Auf einem selektiven 9,9 Kilometer langen Rundkurs von Remetschwiel über Oberalpfen, Ay und Bannholz werden die nationalen Bergmeister ermittelt. Der Kurs hat es in sich. Die Fahrerinnen und Fahrer müssen auf jeder Runde rund 270 Höhenmeter, verteilt auf zwei lange und einen kurzen Anstieg bewältigen. Für die Juniorinnen, Frauen, Junioren und Männer U23 geht es dabei auch um Bundesliga-Punkte.

„Wir freuen uns sehr über den Zuschlag des BDR und erwarten spannende, hochklassige Rennen um die Titel“, so der Rennverantwortliche Marco Gern vom VBC Waldshut-Tiengen. Aus vier Streckenvorschlägen wurden bei einer Streckensichtung Ende August 2009 zusammen mit dem Landestrainer des Badischen Radsportverbandes, Mike Sievers, sowie dem Vizeprasidenten Leistungssport des BDR, Günter Schabel, zwei Favoriten ausgewählt.
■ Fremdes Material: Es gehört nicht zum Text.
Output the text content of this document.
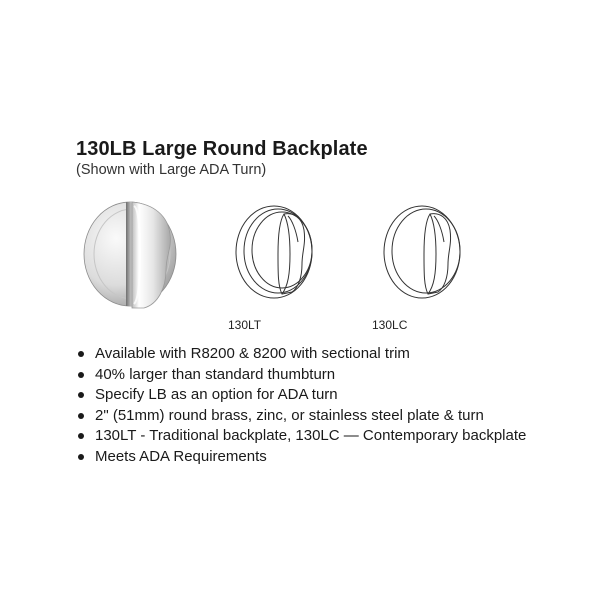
130LB Large Round Backplate
(Shown with Large ADA Turn)
130LT	130LC
Available with R8200 & 8200 with sectional trim
40% larger than standard thumbturn
Specify LB as an option for ADA turn
2" (51mm) round brass, zinc, or stainless steel plate & turn
130LT - Traditional backplate, 130LC — Contemporary backplate
Meets ADA Requirements
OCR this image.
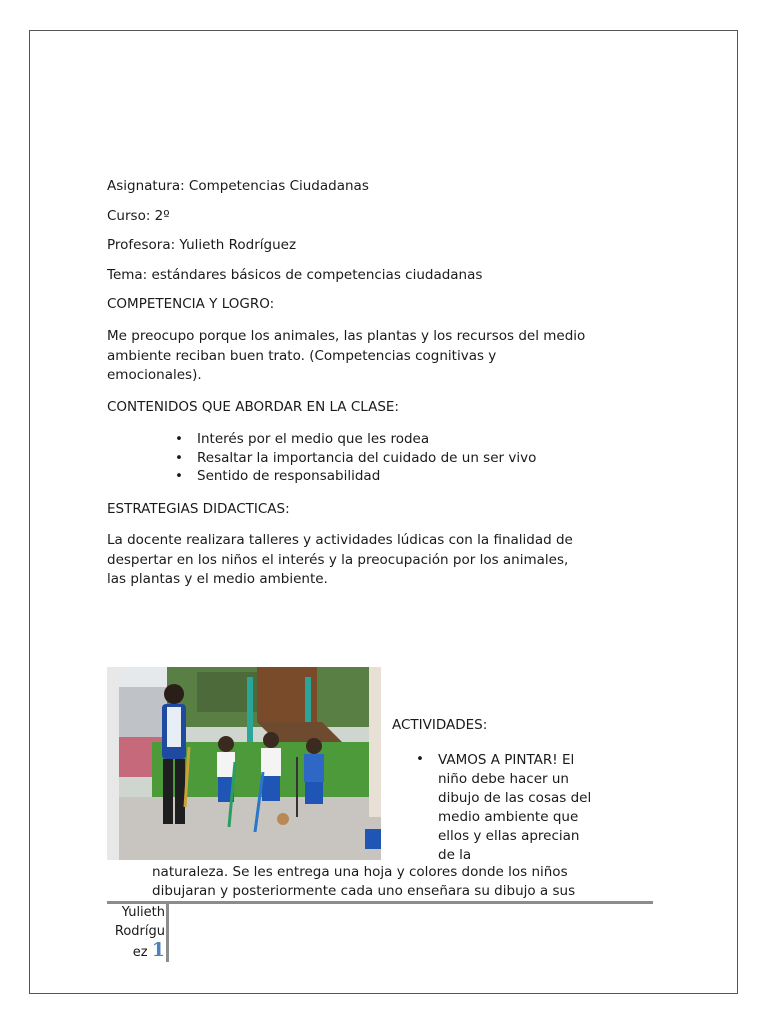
Asignatura: Competencias Ciudadanas
Curso: 2º
Profesora: Yulieth Rodríguez
Tema: estándares básicos de competencias ciudadanas
COMPETENCIA Y LOGRO:
Me preocupo porque los animales, las plantas y los recursos del medio ambiente reciban buen trato. (Competencias cognitivas y emocionales).
CONTENIDOS QUE ABORDAR EN LA CLASE:
• Interés por el medio que les rodea
• Resaltar la importancia del cuidado de un ser vivo
• Sentido de responsabilidad
ESTRATEGIAS DIDACTICAS:
La docente realizara talleres y actividades lúdicas con la finalidad de despertar en los niños el interés y la preocupación por los animales, las plantas y el medio ambiente.
ACTIVIDADES:
• VAMOS A PINTAR! El niño debe hacer un dibujo de las cosas del medio ambiente que ellos y ellas aprecian de la
naturaleza. Se les entrega una hoja y colores donde los niños dibujaran y posteriormente cada uno enseñara su dibujo a sus
Yulieth
Rodrígu
ez 1
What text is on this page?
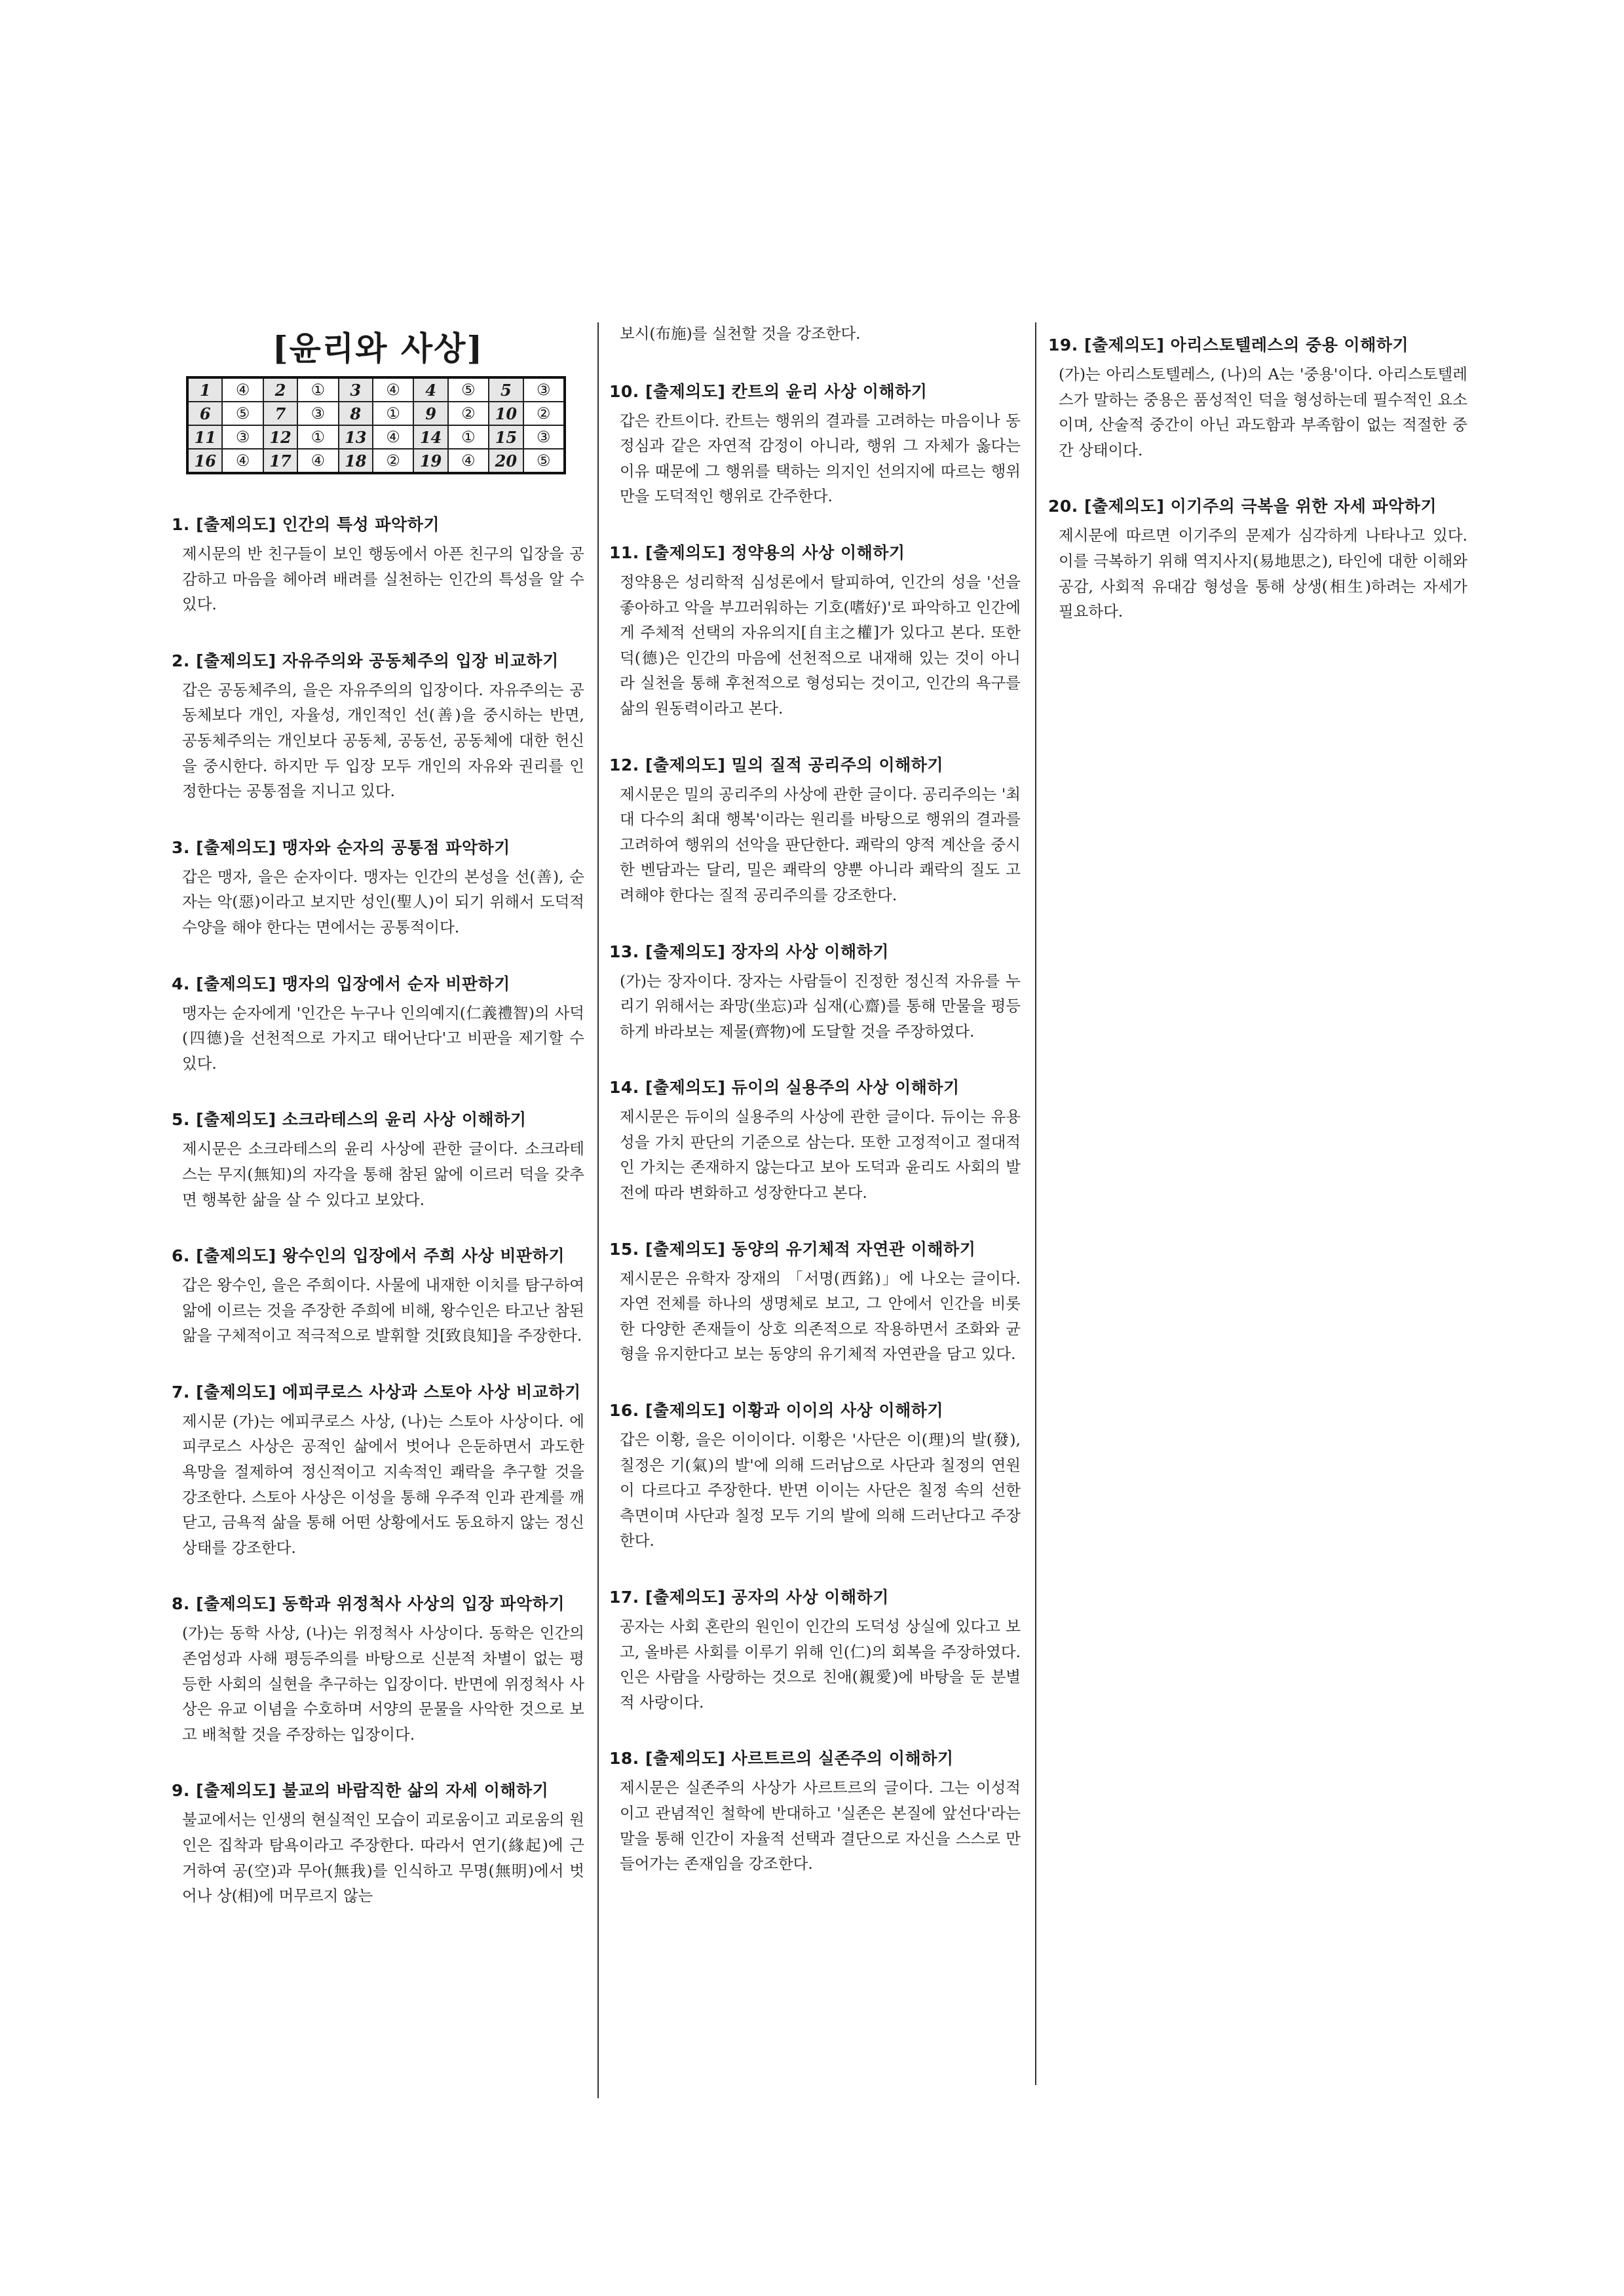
[윤리와 사상]
1	④	2	①	3	④	4	⑤	5	③
6	⑤	7	③	8	①	9	②	10	②
11	③	12	①	13	④	14	①	15	③
16	④	17	④	18	②	19	④	20	⑤
1. [출제의도] 인간의 특성 파악하기

제시문의 반 친구들이 보인 행동에서 아픈 친구의 입장을 공감하고 마음을 헤아려 배려를 실천하는 인간의 특성을 알 수 있다.

2. [출제의도] 자유주의와 공동체주의 입장 비교하기

갑은 공동체주의, 을은 자유주의의 입장이다. 자유주의는 공동체보다 개인, 자율성, 개인적인 선(善)을 중시하는 반면, 공동체주의는 개인보다 공동체, 공동선, 공동체에 대한 헌신을 중시한다. 하지만 두 입장 모두 개인의 자유와 권리를 인정한다는 공통점을 지니고 있다.

3. [출제의도] 맹자와 순자의 공통점 파악하기

갑은 맹자, 을은 순자이다. 맹자는 인간의 본성을 선(善), 순자는 악(惡)이라고 보지만 성인(聖人)이 되기 위해서 도덕적 수양을 해야 한다는 면에서는 공통적이다.

4. [출제의도] 맹자의 입장에서 순자 비판하기

맹자는 순자에게 '인간은 누구나 인의예지(仁義禮智)의 사덕(四德)을 선천적으로 가지고 태어난다'고 비판을 제기할 수 있다.

5. [출제의도] 소크라테스의 윤리 사상 이해하기

제시문은 소크라테스의 윤리 사상에 관한 글이다. 소크라테스는 무지(無知)의 자각을 통해 참된 앎에 이르러 덕을 갖추면 행복한 삶을 살 수 있다고 보았다.

6. [출제의도] 왕수인의 입장에서 주희 사상 비판하기

갑은 왕수인, 을은 주희이다. 사물에 내재한 이치를 탐구하여 앎에 이르는 것을 주장한 주희에 비해, 왕수인은 타고난 참된 앎을 구체적이고 적극적으로 발휘할 것[致良知]을 주장한다.

7. [출제의도] 에피쿠로스 사상과 스토아 사상 비교하기

제시문 (가)는 에피쿠로스 사상, (나)는 스토아 사상이다. 에피쿠로스 사상은 공적인 삶에서 벗어나 은둔하면서 과도한 욕망을 절제하여 정신적이고 지속적인 쾌락을 추구할 것을 강조한다. 스토아 사상은 이성을 통해 우주적 인과 관계를 깨닫고, 금욕적 삶을 통해 어떤 상황에서도 동요하지 않는 정신 상태를 강조한다.

8. [출제의도] 동학과 위정척사 사상의 입장 파악하기

(가)는 동학 사상, (나)는 위정척사 사상이다. 동학은 인간의 존엄성과 사해 평등주의를 바탕으로 신분적 차별이 없는 평등한 사회의 실현을 추구하는 입장이다. 반면에 위정척사 사상은 유교 이념을 수호하며 서양의 문물을 사악한 것으로 보고 배척할 것을 주장하는 입장이다.

9. [출제의도] 불교의 바람직한 삶의 자세 이해하기

불교에서는 인생의 현실적인 모습이 괴로움이고 괴로움의 원인은 집착과 탐욕이라고 주장한다. 따라서 연기(緣起)에 근거하여 공(空)과 무아(無我)를 인식하고 무명(無明)에서 벗어나 상(相)에 머무르지 않는

보시(布施)를 실천할 것을 강조한다.

10. [출제의도] 칸트의 윤리 사상 이해하기

갑은 칸트이다. 칸트는 행위의 결과를 고려하는 마음이나 동정심과 같은 자연적 감정이 아니라, 행위 그 자체가 옳다는 이유 때문에 그 행위를 택하는 의지인 선의지에 따르는 행위만을 도덕적인 행위로 간주한다.

11. [출제의도] 정약용의 사상 이해하기

정약용은 성리학적 심성론에서 탈피하여, 인간의 성을 '선을 좋아하고 악을 부끄러워하는 기호(嗜好)'로 파악하고 인간에게 주체적 선택의 자유의지[自主之權]가 있다고 본다. 또한 덕(德)은 인간의 마음에 선천적으로 내재해 있는 것이 아니라 실천을 통해 후천적으로 형성되는 것이고, 인간의 욕구를 삶의 원동력이라고 본다.

12. [출제의도] 밀의 질적 공리주의 이해하기

제시문은 밀의 공리주의 사상에 관한 글이다. 공리주의는 '최대 다수의 최대 행복'이라는 원리를 바탕으로 행위의 결과를 고려하여 행위의 선악을 판단한다. 쾌락의 양적 계산을 중시한 벤담과는 달리, 밀은 쾌락의 양뿐 아니라 쾌락의 질도 고려해야 한다는 질적 공리주의를 강조한다.

13. [출제의도] 장자의 사상 이해하기

(가)는 장자이다. 장자는 사람들이 진정한 정신적 자유를 누리기 위해서는 좌망(坐忘)과 심재(心齋)를 통해 만물을 평등하게 바라보는 제물(齊物)에 도달할 것을 주장하였다.

14. [출제의도] 듀이의 실용주의 사상 이해하기

제시문은 듀이의 실용주의 사상에 관한 글이다. 듀이는 유용성을 가치 판단의 기준으로 삼는다. 또한 고정적이고 절대적인 가치는 존재하지 않는다고 보아 도덕과 윤리도 사회의 발전에 따라 변화하고 성장한다고 본다.

15. [출제의도] 동양의 유기체적 자연관 이해하기

제시문은 유학자 장재의 「서명(西銘)」에 나오는 글이다. 자연 전체를 하나의 생명체로 보고, 그 안에서 인간을 비롯한 다양한 존재들이 상호 의존적으로 작용하면서 조화와 균형을 유지한다고 보는 동양의 유기체적 자연관을 담고 있다.

16. [출제의도] 이황과 이이의 사상 이해하기

갑은 이황, 을은 이이이다. 이황은 '사단은 이(理)의 발(發), 칠정은 기(氣)의 발'에 의해 드러남으로 사단과 칠정의 연원이 다르다고 주장한다. 반면 이이는 사단은 칠정 속의 선한 측면이며 사단과 칠정 모두 기의 발에 의해 드러난다고 주장한다.

17. [출제의도] 공자의 사상 이해하기

공자는 사회 혼란의 원인이 인간의 도덕성 상실에 있다고 보고, 올바른 사회를 이루기 위해 인(仁)의 회복을 주장하였다. 인은 사람을 사랑하는 것으로 친애(親愛)에 바탕을 둔 분별적 사랑이다.

18. [출제의도] 사르트르의 실존주의 이해하기

제시문은 실존주의 사상가 사르트르의 글이다. 그는 이성적이고 관념적인 철학에 반대하고 '실존은 본질에 앞선다'라는 말을 통해 인간이 자율적 선택과 결단으로 자신을 스스로 만들어가는 존재임을 강조한다.

19. [출제의도] 아리스토텔레스의 중용 이해하기

(가)는 아리스토텔레스, (나)의 A는 '중용'이다. 아리스토텔레스가 말하는 중용은 품성적인 덕을 형성하는데 필수적인 요소이며, 산술적 중간이 아닌 과도함과 부족함이 없는 적절한 중간 상태이다.

20. [출제의도] 이기주의 극복을 위한 자세 파악하기

제시문에 따르면 이기주의 문제가 심각하게 나타나고 있다. 이를 극복하기 위해 역지사지(易地思之), 타인에 대한 이해와 공감, 사회적 유대감 형성을 통해 상생(相生)하려는 자세가 필요하다.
„Wir haben die volle Unterstützung der Stadt Waldshut-Tiengen, der Gemeinde Weilheim, des Verkehrs- uund Straßenbauamtes (Landratsamt Waldshut-Tiengen), der Polizeidirektion Waldshut-Tiengen und der Südbaden-Bus GmbH sowie aller Ortsvorsteher der Streckenorte. Es wurde beschlossen, dass man die Rennstrecke mit Start/Ziel in Weilheim/Remetschwiel umsetzt. Das war auch der absolute Favorit, mit seiner 2.400 Meter langen ansteigenden Zielanfahrt wird es hier einen echten Bergmeister geben.“



Bei den Junioren wird der Breisacher Nationalfahrer Jasha Sütterlin (RSV Achkarren) seinen Berg-Titel von 2009 verteidigen. Nico Knab vom ausrichtenden VBC Waldshut-Tiengen, der zusammen mit Sütterlin in der Bundesliga 2010 für das LV Team Rothaus Baden startet, will bei seinem Heimrennen ebenfalls überzeugen. Die Rennen der Frauen und Männer U23 werden an Spannung und Besetzung kaum zu überbieten sein. Insgesamt werden in den drei Rennen mit fünf Klassen etwa 450-500 Teilnehmer an den Start gehen.